19 Responses to “Marcel Wave”

  1. L’Herbier is one of my ongoing “Subjects for Further Research”, ever since I saw “La Nuit fantastique” which is truly “étonnant”.

    Charles Boyer has always been a favorite actor of mine and incredibly underrated, hopefully discovering 30s French cinema(its peak) would bring to light how diverse he really is. And Michel Simon is always fun to watch.

  2. Boyer’s early thirties work, especially Liliom and this, allow him to stretch in a way that Hollywood arguably couldn’t. Not that it matters too much — Boyer in relaxed mode in some piece of fluff is still a supreme pleasure to watch.

  3. The climactic musical number (where the title song is sung) in “Le Boheur” is one of the most weirdly romantic in all of cinema. But then so is the rest of the film.

  4. Accordig to the Wiki: “An early romance with the future dancer Marcelle Rahna ended in sensational publicity when she fired a revolver at him and then at herself. Both survived, but L’Herbier lost the use of a finger.”

  5. I suspect that sensational publicity may have been concocted to cover up even more sensational and unwanted publicity. In other words — how did L’Herbier REALLY lose the use of a finger? Answers on a postcard.

    There are three renditions of the title song, each with modified lyrics affirming or denying that happiness is but a dream. As you say, the final one, sung from the cinema screen while Boyer watches from the audience, is the topper.

  6. Have only seen L’Herbier’s EL DORADO from 1921, nothing else from him. Very handsome film, visually lush, and technically innovative for its time. Having seen Lang’s LILIOM a number of times I concur, Boyer’s early work is a revelation, his later work here in the States appears to pale in comparison, for the most part if not all.

  7. Oh, he’s still a supercool customer in Tales of Manhattan, History is Made at Night, Gaslight and especially Cluny Brown. And Hollywood afforded him the chance to be funny, which France rarely did.

    COnfession: I can’t get into Algiers, it’s too much a shot-for-shot remake of Pepe le Moko.
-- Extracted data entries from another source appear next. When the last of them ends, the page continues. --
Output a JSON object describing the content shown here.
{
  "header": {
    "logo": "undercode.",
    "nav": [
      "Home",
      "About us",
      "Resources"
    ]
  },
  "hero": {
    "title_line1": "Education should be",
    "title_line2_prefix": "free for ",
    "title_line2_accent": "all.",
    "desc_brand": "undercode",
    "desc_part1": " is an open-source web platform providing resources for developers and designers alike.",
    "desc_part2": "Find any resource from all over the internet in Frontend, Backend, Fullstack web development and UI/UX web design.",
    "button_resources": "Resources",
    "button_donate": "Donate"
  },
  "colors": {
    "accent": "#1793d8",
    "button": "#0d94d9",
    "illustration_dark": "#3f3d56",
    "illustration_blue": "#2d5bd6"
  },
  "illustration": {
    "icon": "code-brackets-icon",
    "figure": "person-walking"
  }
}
But notable for that quality (Boyer even stumbles in front of the same rear-projected backgrounds) as a precursor to the Van Sant Psycho, if you like that sort of thing.

  8. Don’t forget Boyer’s favorite Love Affair and also The Cobweb and definitely Stavisky…

  9. I had the supreme bad luck of seeing Algiers first.

  10. I’m sure a lot of people have had that problem.

    CB is adorable in Stavisky.

  11. La Faustin Says:

    I love the story of CB’s annoying Billy Wilder during the filming of HOLD BACK THE DAWN by insisting, with Gallic logic, that it didn’t make SENSE for him to address dialogue to a cockroach. Wilder (and Brackett) retaliated by writing superior dialogue for … co-star Olivia de Havilland, of course, but I always wished it had been for the cockroach.

  12. Yeah, they supposedly wrote him out of his own ending. “The son of a bitch doesn’t want to talk to a cockroach, he doesn’t talk to ANYBODY!” The film is still excellent.

  13. France may not have allowed Boyer to be funny, but Lang surely did. CB is just that as Liliom, and this may be (hell, this IS) the most humor to be found in any Lang film. Correct me if I’m mistaken, but I don’t think I am.

  14. I was forgetting all that Molnar whimsy in there.

    Slim Summerville’s sadsack schtick in Western UnIon is enough to make me glad Lang didn’t pursue humour more regularly, but in Liliom he has a weird enough take on it so it doesn’t have to be too funny. But Boyer’s hard-ass attitude to the fiery furnace did crack me up.

  15. Liliom is plenty amusing, but there’s some great (macabre, of course) Langian humor to be found in films like Scarlet Street (“Patch-Eye Higgins”!) and House By the River (the courtroom stuff)

  16. Louis Hayward’s entire perf in House is pitched on the border between intense and ludicrous. I recall some fairly broad goofing in While the City Sleeps, also. Impossible not to with that cast.